Freedman has made an impact as an educator. At Columbia University, he teaches a popular non-fiction book-writing seminar that’s turned out over 35 authors, editors and agents since its creation in 1991. He said the transition from reporter to teacher was a natural one.
“Journalism teaches you to prepare and to do research, and is all about expressing information clearly,” Freedman said. “Not dumbing it down, but making it accessible to people who have never encountered it before. Teaching is about the same things; researching your material, knowing it and then being able to clearly express it.”
A theater enthusiast, Freedman also served briefly in 1984 as an adjunct professor of theater at Columbia’s School of the Arts. He was named by SPJ in 1997 as the nation’s outstanding journalism educator.
“There’s a real kind of public service to both (journalism and teaching), Freedman said. “In journalism it’s less direct. In teaching it’s very direct, but they’re both ways that you can feel you’re doing something really positive for the world around you.”
Freedman spoke at the MOE Awards luncheon of the shift in the public perception of journalists. In the era of Woodward and Bernstein, Freedman said, “journalism was a job with a lot of cache to it,” whereas now journalists are regarded as unfavorably as lawyers, or politicians.
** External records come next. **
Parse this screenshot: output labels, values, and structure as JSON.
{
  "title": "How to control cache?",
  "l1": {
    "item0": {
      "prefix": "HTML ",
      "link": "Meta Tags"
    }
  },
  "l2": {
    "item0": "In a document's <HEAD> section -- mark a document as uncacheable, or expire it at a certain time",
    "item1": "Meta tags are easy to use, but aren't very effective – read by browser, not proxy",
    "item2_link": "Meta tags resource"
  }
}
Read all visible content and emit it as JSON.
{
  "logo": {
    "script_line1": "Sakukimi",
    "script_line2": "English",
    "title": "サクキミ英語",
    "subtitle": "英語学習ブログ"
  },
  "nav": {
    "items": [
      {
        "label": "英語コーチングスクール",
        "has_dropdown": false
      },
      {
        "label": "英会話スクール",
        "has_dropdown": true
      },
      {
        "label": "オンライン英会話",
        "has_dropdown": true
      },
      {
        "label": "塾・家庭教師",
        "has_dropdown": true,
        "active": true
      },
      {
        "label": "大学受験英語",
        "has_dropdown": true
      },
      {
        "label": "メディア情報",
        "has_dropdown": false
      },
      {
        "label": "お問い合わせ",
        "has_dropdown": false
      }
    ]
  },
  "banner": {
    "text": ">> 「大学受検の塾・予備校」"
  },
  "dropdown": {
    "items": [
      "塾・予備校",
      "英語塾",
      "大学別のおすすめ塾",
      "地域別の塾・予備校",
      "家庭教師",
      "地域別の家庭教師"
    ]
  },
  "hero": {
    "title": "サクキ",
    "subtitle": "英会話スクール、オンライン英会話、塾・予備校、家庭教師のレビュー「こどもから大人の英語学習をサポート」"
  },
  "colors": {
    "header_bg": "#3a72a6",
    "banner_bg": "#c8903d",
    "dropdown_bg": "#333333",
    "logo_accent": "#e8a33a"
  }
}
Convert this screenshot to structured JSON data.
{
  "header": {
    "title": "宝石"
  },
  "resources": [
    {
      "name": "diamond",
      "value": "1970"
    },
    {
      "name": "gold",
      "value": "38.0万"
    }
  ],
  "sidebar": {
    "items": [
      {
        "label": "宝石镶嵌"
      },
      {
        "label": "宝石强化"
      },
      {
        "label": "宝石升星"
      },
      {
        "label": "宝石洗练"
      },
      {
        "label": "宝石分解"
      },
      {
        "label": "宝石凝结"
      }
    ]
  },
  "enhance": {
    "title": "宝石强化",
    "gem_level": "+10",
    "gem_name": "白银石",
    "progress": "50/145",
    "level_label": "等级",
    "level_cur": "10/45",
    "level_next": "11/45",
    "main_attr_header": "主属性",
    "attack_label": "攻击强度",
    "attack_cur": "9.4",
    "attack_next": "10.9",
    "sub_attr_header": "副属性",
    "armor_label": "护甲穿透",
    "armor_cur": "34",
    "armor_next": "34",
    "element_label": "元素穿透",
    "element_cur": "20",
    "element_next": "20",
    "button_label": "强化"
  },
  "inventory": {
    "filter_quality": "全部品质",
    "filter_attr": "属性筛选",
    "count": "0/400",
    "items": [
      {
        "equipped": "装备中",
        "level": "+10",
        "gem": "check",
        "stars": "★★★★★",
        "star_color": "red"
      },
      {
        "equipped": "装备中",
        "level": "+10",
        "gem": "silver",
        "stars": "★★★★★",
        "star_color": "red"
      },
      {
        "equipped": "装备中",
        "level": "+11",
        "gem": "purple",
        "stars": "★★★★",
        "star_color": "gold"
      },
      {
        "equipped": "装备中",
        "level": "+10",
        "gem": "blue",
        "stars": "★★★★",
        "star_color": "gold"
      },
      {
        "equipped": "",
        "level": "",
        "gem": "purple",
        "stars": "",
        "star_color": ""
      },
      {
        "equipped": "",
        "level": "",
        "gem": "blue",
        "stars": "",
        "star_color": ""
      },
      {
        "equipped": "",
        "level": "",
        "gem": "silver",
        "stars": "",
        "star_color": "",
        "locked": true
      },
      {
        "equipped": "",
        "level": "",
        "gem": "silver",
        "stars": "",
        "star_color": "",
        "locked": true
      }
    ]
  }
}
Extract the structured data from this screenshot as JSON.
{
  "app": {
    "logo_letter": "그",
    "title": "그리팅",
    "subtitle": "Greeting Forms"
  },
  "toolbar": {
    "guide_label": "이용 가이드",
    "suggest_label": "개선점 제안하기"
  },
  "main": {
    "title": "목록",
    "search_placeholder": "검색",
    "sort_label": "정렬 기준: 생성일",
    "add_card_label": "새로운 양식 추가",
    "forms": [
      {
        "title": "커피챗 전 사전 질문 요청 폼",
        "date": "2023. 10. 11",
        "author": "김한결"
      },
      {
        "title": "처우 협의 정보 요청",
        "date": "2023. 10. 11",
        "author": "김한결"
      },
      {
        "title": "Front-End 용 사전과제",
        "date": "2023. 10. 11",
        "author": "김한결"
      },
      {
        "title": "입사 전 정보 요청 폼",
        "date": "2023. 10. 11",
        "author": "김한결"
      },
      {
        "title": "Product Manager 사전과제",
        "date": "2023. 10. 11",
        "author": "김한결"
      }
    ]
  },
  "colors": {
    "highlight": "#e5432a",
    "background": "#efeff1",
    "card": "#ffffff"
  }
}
Because of animosity toward journalists today, Freedman said now is as important a time as ever to enter the field. He singled out the critiques of journalists by amateur bloggers wielding uninformed opinions and camera phones, who consider themselves qualified to cover news.
“People have given their lives to do this work,” Freedman said. “We must preserve the sacred covenant of that.”
After his speech, Freedman signed copies of his latest book, “Letters to a Young Journalist.”